2004年 松下政経塾特別例会

 
◆小谷 仁志(岡山政経塾 三期生)

「いとしき友へ」 2004年9月5日の手紙




 現在、午後11時、ただいま無事家に着きました。
 昨日から松下政経塾創立25周年記念シンポジウムに参加するため、岡山政経塾の皆さんと東京大手町の経団連会館に行き、昨夜は茅ヶ崎の松下政経塾に泊りました。松下政経塾は、さすがに国会議員を30名近くも輩出しているだけのことはありました。普段はテレビでしか見ることができない日本の第一線で活躍されている錚々たる方々を間近に見ることができ、もっと若いころであれば少々興奮したのかもしれません。
 シンポジウムでは、示唆に富んだお話をたくさん聞くことができました。なかでも、トークセッションの結びにコーディネーターの福岡政行先生がおっしゃった「松下政経塾も義理・人情とかそんな部分も出てくれば、新たなる展開が生まれてくるのでは」という意味の言葉が一番印象に残りました。
 文芸春秋2月特別号の山村明義氏の論文によると、松下政経塾出身者の共通した特徴は、クリーンで政策通ではあるが「軽い」「薄い」「インパクトがない」という三拍子に集約されるとのことです。また、松下幸之助があまりに偉大であったので、いつまでたってもみんなそれをのり超えることができないといった内容のことも書かれています。

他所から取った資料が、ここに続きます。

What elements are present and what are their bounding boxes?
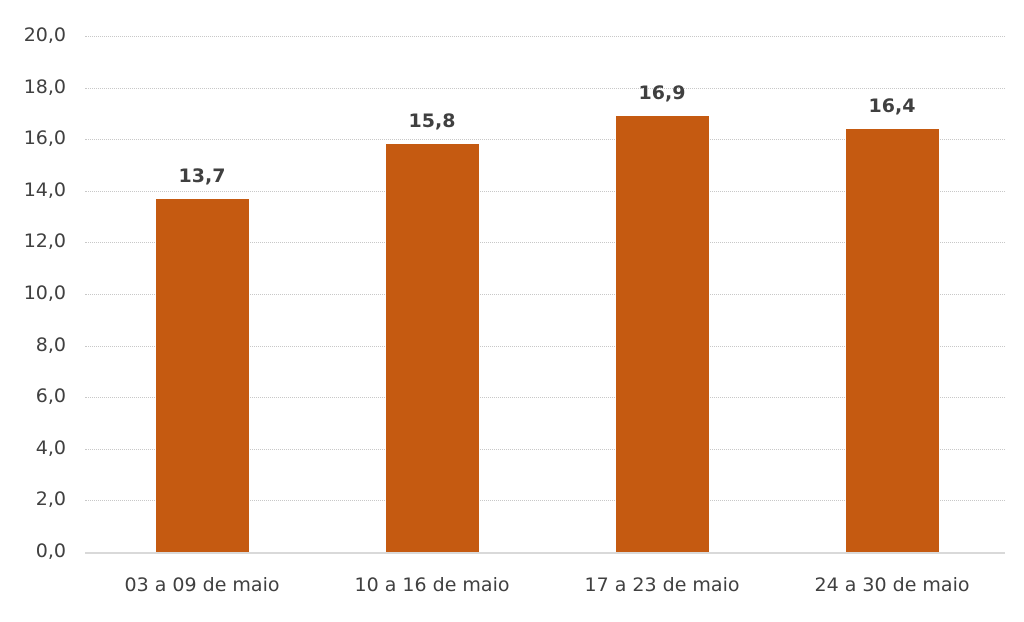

 大きな転換期を迎えているであろうこの国のことを思うとき、私の頭には戦国武将や明治維新の英傑のことが浮かんできます。すこし前の日本は「経済一流・政治は二流・マスコミ三流」と言われていました。その評価が正しかったのかどうか、私にはわかりません。ただ、間違いなく言えるのは、今のこの国には、ほぼすべての分野において人材が不足しているということです。内政・外交の山積する課題を解決するだけの力量を持った人間がいないというのは、大変不幸なことです。日々、命がけであった戦国武将や明治維新の英傑たちと保身に汲々としている現代の人々を比べたとき、この国の未来に明るい展望が拓けるとは思えません。
 課題に立ち向かうとき一番必要なものは、人としての心ではないでしょうか。いくら政策通でも人の心がわからない人に良い政治ができるとは思えません。政策で勝負するのは当然のことなのですが、たとえば費用対効果などといってみても、結局は経済至上主義から脱却できていない、血の通っていない政策が多いのではないかと感じます。
 私は、他人の痛みがわかる人間でありたいと思います。このたび東京に行く機会を得て、いつの日か政治を志すことになろうとも、人の心を大切に命がけで問題に取り組める人間でありたいとの思いをさらに強くしました。今後も岡山政経塾等の活動を通して精進してまいりたいと思います。
 では、次にお会いできる日を楽しみにしています。